A luso-brasileira elogiou os artistas contemporâneos portugueses, o que ela chamou de novo Portugal. “Rui Velozo, Luis Represas, Paulo Gonzo, Xutos e Pontapés, Dulce Pontes, Sara Tavares e os novos fadistas, os Clã, os Deolinda que estou encantada por eles. Tudo isso o Brasil tem que conhecer e reconhecer” diz.
“Ano passado não fiz nem um show em Portugal. Eu queria sair um pouco dos grandes espetáculos, dei uma parada de um ano, estive lá com meus amigos. Começamos a fazer piano e voz, em auditórios para surpresa de muitos, eu fiquei muito preocupada.
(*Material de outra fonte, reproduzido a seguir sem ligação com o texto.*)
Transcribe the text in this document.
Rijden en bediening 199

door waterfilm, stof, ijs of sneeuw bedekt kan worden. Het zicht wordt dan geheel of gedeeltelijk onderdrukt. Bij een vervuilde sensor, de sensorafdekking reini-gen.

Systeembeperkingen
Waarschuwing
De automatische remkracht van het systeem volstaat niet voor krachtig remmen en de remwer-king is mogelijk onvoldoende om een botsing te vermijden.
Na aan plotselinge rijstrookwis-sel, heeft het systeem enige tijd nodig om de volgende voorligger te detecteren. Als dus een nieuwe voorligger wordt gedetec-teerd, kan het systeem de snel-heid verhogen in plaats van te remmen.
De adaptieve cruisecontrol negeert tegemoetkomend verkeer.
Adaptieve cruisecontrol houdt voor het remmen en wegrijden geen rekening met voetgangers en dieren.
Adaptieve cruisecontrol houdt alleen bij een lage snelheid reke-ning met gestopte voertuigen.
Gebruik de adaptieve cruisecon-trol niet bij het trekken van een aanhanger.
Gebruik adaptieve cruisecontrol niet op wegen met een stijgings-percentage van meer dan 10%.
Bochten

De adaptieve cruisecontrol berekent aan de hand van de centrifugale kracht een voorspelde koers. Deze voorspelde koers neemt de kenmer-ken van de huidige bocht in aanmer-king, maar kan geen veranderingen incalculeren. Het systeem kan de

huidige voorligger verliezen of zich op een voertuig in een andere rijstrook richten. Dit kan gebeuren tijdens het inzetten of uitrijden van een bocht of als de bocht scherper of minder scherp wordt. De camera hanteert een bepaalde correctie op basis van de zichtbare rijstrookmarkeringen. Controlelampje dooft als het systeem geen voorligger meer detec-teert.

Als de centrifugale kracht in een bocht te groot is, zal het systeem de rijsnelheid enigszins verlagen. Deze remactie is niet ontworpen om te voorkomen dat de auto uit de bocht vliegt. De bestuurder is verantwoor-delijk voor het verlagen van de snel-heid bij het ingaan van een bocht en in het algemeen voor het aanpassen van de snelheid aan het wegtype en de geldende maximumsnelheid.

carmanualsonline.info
Mas tem sido maravilhoso, com ingressos lotados” diz Fafá comentando o carinho do público português e equiparando ao brasileiro. “É igual, é o mesmo sentimento”. A artista mantém grandes amigos e uma vida em Portugal, até mesmo os seus deveres de contribuintes, brinca. Segundo ela, o muito trabalho porém lhe dá pouco tempo para os amigos portugueses.
DESCENDÊNCIAA luso- brasileira conta com uma vasta descendência portuguesa. Alguns familiares são de Castelo de Paiva, já os Figueiredos da família são de Vouzela registrados em Viseu, por parte de sua mãe a família é dos Açores, e seu pai cresceu em Leça da Palmeira, embora seja o único brasileiro da família. Nasceu em Belém, mas ele voltou para Portugal. Numa época, doente em Paris, seu pai chegou a ficar desenganado, recebeu a extrema unção e “se curou por milagre de Fátima”, relata Fafá. Seu pai então fez uma promessa de que a primeira filha mulher seria dedicada à Fátima, ela era a Fafá de Belém. “Nossa Senhora de Fátima está do meu lado antes mesmo de eu nascer. O que estreita ainda mais os laços com Portugal.”
Ela, que chegou recentemente de viagem, passando por Nova York, Portugal, Cazaquistão, estará já no próximo mês de novembro em nova apresentação na Casa de Portugal de São Paulo.
BRASILEIROS“Para entrar na casa de alguém entramos com educação e cuidado. As vezes o brasileiro entra com um pouco de intimidade sem ter conquistado ela. É fundamental que esse Brasil conheça esse Portugal de hoje, que se manteve igual nas tradições e com tudo o que se espera dos grandes centros”
TURISMO“Existem pessoas que passam por Portugal para chegar a Paris. Eu acho que elas tinham que ficar em Portugal e descobrir as maravilhas deste país”
LIGAÇÃO“Eu digo que minha ligação passa também por religiosidade mas não só. A estrutura familiar, o respeito, as tradições. Não sei onde meu coração deixa de ser verde e amarelo, e passa a ser verde e vermelho”.
FAMÍLIA“Recentemente estive em São Miguel, conheci toda a família e foi muito emocionante. Mamãe acabou de nos deixar há um mês, foi para outro plano, mas conseguimos achar os familiares dela, conheci a casa que vovó nasceu. Então, todas estas coisas me trazem uma ligação muito forte à Portugal”.